The bill would give the Department of Justice, private citizens and political parties, among others, the ability to bring lawsuits challenging congressional maps.
Undercutting some attempts to subvert elections
The bill also has sections that address attempts to subvert a federal election, mainly targeting attacks on elections administrators and the tallying of votes. One provision makes it harder to remove local election officials, giving a removed official the right to sue and the federal government the explicit ability to intervene in lawsuits to try to stop the removal.
The bill makes it an explicit crime to “intimidate, threaten, coerce, or attempt to intimidate, threaten, or coerce” election workers “with intent to impede, intimidate, or interfere with such official while engaged in the performance of official duties, or with intent to retaliate against such official on account of the performance of official duties.”
It requires the use of paper ballots in most voting systems, and requires that most voting equipment not be connected to the internet.
The bill adds a so-called “buffer rule” that requires poll watchers to not come within 8 feet of voters or ballots at polling locations, and it extends that buffer to ballots “at any time during which the processing, scanning, tabulating, canvassing, or certifying voting results is occurring.”
And the package also calls on state election officials to lay out a long list of rules on how election audits should be conducted, rather than the ad-hoc election reviews that Republicans initiated in a number of states after the 2020 election.
Publicly financing campaigns and requiring more ‘dark money’ disclosure
The voting provisions have gotten the most attention in this bill, but the legislation also proposes dramatic changes to federal campaign finance laws in the United States. It includes the DISCLOSE Act, which would force a slew of politically active nonprofit organizations — which can keep their donors secret under current law — to publicly disclose their funders. It would also apply disclosure requirements to groups that spend supporting or opposing federal judicial nominations, and it lays out firmer bans on foreign campaign contributions.

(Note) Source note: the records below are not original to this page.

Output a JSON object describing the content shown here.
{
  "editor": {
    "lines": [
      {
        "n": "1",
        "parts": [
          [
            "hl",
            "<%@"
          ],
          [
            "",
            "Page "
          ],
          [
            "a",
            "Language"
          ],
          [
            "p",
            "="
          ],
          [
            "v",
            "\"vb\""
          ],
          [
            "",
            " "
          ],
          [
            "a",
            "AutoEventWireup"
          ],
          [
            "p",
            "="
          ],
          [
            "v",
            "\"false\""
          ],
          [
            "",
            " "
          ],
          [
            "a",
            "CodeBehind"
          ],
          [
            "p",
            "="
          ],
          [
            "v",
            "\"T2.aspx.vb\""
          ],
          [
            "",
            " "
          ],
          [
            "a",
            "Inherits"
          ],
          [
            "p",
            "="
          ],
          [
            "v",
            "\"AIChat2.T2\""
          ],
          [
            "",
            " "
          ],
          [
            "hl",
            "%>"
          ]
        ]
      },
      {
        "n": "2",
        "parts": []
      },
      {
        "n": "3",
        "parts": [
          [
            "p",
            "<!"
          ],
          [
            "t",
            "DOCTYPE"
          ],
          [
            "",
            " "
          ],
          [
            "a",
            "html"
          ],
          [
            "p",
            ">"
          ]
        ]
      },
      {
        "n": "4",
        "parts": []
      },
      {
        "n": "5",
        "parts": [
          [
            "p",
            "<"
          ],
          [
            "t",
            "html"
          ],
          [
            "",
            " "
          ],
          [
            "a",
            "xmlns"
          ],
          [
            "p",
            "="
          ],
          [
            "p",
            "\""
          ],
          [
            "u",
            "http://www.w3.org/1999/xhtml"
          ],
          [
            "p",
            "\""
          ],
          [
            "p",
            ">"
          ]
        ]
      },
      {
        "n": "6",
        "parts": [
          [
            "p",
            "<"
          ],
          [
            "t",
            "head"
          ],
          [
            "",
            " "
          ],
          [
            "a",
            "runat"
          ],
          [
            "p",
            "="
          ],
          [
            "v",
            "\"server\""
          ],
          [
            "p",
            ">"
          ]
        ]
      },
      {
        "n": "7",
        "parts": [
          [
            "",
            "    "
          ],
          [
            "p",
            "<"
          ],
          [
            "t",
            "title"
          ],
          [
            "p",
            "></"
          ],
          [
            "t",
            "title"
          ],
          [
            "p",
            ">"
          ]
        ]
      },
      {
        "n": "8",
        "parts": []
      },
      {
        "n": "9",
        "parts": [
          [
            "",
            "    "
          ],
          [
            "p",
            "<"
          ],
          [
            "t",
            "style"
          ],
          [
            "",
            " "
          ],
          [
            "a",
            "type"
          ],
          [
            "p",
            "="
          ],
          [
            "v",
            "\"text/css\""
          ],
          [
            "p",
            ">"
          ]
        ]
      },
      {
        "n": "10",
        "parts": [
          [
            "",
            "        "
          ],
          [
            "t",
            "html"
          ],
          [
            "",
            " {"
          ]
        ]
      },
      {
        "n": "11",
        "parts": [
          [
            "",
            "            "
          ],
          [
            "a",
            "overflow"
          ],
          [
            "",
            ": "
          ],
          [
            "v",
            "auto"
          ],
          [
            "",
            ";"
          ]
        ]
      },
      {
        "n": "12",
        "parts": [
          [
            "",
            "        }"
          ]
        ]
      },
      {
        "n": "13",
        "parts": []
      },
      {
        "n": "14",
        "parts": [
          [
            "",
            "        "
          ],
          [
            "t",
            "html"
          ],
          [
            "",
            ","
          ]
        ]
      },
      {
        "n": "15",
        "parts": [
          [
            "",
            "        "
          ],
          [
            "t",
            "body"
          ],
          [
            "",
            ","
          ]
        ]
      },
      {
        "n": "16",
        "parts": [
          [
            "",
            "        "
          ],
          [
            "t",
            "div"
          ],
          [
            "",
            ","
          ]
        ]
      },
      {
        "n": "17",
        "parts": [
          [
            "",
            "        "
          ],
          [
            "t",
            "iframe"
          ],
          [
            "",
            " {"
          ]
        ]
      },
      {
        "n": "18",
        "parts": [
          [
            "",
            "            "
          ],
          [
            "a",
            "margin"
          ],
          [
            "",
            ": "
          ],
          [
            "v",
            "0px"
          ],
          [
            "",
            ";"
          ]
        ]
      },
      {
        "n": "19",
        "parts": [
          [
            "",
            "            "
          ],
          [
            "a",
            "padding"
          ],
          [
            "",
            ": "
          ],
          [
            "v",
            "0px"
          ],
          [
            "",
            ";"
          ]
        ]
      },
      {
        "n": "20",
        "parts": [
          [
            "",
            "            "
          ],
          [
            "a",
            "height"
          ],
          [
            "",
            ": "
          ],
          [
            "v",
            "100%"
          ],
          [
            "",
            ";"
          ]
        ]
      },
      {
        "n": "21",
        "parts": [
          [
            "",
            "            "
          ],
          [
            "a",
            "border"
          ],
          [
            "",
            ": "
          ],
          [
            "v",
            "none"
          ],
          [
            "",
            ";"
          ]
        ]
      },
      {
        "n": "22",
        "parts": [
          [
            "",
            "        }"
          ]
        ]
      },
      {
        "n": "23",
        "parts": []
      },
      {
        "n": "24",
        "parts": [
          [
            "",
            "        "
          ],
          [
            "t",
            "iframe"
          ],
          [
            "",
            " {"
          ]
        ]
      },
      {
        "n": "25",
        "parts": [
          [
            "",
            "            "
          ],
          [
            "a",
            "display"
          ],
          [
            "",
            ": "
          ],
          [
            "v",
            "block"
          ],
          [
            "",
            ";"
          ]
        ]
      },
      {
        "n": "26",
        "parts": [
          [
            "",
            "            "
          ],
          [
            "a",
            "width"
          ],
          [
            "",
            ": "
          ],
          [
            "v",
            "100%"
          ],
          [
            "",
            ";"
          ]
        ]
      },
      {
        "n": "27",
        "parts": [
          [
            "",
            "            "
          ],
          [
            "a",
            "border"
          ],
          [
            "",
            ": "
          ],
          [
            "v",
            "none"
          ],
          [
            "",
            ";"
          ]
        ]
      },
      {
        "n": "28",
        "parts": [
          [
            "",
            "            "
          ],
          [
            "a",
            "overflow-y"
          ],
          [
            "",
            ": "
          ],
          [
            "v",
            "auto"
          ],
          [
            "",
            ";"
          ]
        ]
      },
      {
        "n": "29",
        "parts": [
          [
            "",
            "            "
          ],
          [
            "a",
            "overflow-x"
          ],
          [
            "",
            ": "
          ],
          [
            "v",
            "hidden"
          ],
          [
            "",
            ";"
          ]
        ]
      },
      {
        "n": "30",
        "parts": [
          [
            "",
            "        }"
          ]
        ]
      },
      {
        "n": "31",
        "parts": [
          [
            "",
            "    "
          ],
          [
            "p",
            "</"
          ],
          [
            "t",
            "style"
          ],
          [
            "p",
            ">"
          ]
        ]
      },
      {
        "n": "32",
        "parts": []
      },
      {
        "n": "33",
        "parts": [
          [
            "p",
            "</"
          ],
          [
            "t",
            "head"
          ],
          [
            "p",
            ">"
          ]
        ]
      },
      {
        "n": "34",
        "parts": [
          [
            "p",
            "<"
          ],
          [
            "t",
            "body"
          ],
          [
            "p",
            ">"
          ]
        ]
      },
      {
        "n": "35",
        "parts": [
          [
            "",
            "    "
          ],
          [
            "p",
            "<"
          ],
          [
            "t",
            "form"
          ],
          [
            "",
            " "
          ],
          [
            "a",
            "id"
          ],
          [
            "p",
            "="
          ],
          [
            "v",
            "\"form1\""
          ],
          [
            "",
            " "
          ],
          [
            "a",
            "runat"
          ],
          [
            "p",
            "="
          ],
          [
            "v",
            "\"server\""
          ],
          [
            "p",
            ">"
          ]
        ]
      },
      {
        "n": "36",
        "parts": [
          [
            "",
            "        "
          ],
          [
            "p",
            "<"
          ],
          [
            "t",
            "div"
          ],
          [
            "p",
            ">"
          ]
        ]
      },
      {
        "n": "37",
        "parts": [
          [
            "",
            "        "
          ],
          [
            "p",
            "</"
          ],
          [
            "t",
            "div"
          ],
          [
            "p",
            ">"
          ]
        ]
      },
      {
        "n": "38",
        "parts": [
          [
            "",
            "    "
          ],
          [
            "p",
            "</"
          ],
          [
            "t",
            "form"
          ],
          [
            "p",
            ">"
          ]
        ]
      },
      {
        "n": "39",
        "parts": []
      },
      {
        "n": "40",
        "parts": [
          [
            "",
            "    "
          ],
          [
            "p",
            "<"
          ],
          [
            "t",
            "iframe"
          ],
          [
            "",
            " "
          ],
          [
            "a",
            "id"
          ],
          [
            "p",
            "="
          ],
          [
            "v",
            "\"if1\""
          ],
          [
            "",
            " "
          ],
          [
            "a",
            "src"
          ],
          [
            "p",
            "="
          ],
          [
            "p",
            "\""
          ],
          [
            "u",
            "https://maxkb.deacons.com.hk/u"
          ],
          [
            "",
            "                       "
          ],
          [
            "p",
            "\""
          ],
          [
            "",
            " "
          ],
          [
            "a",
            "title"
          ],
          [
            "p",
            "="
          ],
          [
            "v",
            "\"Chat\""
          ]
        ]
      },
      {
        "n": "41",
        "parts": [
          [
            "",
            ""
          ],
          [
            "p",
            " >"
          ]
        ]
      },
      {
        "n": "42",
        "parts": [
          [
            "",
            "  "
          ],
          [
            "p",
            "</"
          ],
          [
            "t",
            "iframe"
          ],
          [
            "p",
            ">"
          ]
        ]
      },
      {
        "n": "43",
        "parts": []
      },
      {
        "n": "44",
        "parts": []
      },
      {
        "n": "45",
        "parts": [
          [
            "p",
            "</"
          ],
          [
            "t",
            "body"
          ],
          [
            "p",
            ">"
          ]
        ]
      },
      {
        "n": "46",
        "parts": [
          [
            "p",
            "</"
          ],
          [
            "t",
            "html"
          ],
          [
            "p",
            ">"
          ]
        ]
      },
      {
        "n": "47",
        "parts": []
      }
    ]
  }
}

A separate section of the mega-bill, called the “Honest Ads Act,” would extend requirements for “stand by your ad” provisions — example: “I’m Zach Montellaro, and I approve this message” — to apply to more digital advertising, and it would generally require online platforms to keep a database of political ads purchased on them.
The bill would also create various public financing programs for House elections. One is titled the “optional democracy credit program,” allowing states to opt into a program that would provide voters a “democracy credit” of about $25 which they can give to a candidate. The bill, separately, creates a 6-to-1 public matching program for small-dollar donors to House candidates. Republicans have opposed these provisions particularly vocally.
What’s not in the big bill
The Freedom to Vote Act is the successor to the For the People Act, an even more expansive package that Democrats abandoned after Manchin said last year he could not support it. Left on the cutting room floor then were proposals like requiring states to adopt independent redistricting commissions, new ethics policies for Supreme Court justices and a requirement that presidential and vice presidential candidates release their tax returns, among many others.
Some election scholars also say the bill does not address broader concerns about election subversion in the wake of the 2020 vote. This package does not include reforms to the Electoral Count Act, the byzantine law that dictates how Electoral College votes are counted and how election objections are handled.